Pair Corralation between Cadeler As and Scatec Solar
Assuming the 90 days trading horizon Cadeler As is expected to under-perform the Scatec Solar. But the stock apears to be less risky and, when comparing its historical volatility, Cadeler As is 1.29 times less risky than Scatec Solar. The stock trades about -0.25 of its potential returns per unit of risk. The Scatec Solar OL is currently generating about -0.09 of returns per unit of risk over similar time horizon. If you would invest 8,280 in Scatec Solar OL on August 29, 2024 and sell it today you would lose (395.00) from holding Scatec Solar OL or give up 4.77% of portfolio value over 90 days.
Time Period | 3 Months [change] |
Direction | Moves Together |
Strength | Significant |
Accuracy | 100.0% |
Values | Daily Returns |
Cadeler As vs. Scatec Solar OL
Performance |
Timeline |
Cadeler As |
Scatec Solar OL |
Cadeler As and Scatec Solar Volatility Contrast
Predicted Return Density |
Returns |
Pair Trading with Cadeler As and Scatec Solar
The main advantage of trading using opposite Cadeler As and Scatec Solar positions is that it hedges away some unsystematic risk. Because of two separate transactions, even if Cadeler As position performs unexpectedly, Scatec Solar can make up some of the losses. Pair trading also minimizes risk from directional movements in the market.

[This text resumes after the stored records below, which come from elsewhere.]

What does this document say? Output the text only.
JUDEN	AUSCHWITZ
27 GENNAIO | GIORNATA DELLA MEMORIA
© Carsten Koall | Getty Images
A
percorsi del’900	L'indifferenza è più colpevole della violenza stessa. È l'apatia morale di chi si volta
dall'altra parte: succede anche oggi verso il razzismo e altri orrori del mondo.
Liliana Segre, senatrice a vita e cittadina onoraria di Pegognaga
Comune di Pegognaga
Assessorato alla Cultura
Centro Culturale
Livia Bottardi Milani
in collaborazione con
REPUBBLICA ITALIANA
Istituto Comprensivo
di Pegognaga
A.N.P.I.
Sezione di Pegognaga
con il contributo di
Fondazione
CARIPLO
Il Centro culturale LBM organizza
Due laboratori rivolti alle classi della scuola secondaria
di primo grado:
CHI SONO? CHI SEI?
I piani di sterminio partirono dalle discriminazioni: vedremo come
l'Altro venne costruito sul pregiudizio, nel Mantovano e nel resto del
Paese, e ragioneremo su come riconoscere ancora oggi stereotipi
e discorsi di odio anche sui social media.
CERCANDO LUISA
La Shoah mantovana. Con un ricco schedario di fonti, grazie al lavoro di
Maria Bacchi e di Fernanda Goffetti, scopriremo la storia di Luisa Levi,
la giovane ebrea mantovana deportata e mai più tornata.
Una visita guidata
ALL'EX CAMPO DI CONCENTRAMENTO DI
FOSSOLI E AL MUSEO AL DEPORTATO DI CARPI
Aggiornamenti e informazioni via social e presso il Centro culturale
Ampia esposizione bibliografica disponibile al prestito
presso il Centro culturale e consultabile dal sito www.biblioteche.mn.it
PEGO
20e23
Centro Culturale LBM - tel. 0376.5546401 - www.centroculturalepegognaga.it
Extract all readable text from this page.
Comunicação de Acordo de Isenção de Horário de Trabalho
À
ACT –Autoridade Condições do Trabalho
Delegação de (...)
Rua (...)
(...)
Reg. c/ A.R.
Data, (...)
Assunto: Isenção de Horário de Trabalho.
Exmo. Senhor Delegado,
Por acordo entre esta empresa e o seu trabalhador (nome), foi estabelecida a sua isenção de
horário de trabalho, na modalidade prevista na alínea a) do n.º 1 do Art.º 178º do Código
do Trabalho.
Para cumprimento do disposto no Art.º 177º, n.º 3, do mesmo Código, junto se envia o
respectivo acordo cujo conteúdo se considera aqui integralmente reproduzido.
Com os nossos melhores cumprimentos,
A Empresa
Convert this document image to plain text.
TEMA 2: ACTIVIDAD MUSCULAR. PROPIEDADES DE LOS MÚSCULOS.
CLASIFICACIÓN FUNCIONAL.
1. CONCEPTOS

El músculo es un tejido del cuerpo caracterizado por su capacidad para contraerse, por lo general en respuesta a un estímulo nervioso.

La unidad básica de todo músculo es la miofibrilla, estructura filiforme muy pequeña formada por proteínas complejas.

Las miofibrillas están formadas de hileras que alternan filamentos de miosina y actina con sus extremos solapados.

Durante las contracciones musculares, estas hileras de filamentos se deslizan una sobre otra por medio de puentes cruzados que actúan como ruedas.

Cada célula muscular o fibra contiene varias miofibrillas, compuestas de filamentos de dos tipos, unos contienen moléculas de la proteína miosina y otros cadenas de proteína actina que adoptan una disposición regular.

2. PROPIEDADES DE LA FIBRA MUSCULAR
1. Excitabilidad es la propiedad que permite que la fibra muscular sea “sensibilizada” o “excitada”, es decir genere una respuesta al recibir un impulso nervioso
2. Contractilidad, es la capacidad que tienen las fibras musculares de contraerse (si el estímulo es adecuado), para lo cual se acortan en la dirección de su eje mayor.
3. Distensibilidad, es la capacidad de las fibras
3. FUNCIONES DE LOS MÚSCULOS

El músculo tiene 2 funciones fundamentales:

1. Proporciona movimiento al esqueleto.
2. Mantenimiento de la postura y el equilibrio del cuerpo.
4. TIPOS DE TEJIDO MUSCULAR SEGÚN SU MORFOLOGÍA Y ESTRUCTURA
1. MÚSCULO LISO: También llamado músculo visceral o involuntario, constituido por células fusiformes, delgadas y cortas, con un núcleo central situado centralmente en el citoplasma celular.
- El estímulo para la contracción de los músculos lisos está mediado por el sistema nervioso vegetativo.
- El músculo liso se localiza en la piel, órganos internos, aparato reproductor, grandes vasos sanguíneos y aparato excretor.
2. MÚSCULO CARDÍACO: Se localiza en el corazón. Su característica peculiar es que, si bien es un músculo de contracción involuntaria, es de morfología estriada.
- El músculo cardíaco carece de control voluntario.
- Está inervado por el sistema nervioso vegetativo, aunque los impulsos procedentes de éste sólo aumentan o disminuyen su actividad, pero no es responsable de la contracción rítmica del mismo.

For example, if an entire industry or sector drops because of unexpected headlines, the short position in Scatec Solar will offset losses from the drop in Scatec Solar's long position.The idea behind Cadeler As and Scatec Solar OL pairs trading is to make the combined position market-neutral, meaning the overall market's direction will not affect its win or loss (or potential downside or upside). This can be achieved by designing a pairs trade with two highly correlated stocks or equities that operate in a similar space or sector, making it possible to obtain profits through simple and relatively low-risk investment.Scatec Solar vs. Aker Carbon Capture | Scatec Solar vs. Elkem ASA | Scatec Solar vs. Vow ASA | Scatec Solar vs. North Energy ASA |
Check out your portfolio center.Note that this page's information should be used as a complementary analysis to find the right mix of equity instruments to add to your existing portfolios or create a brand new portfolio. You can also try the Portfolio Center module to all portfolio management and optimization tools to improve performance of your portfolios.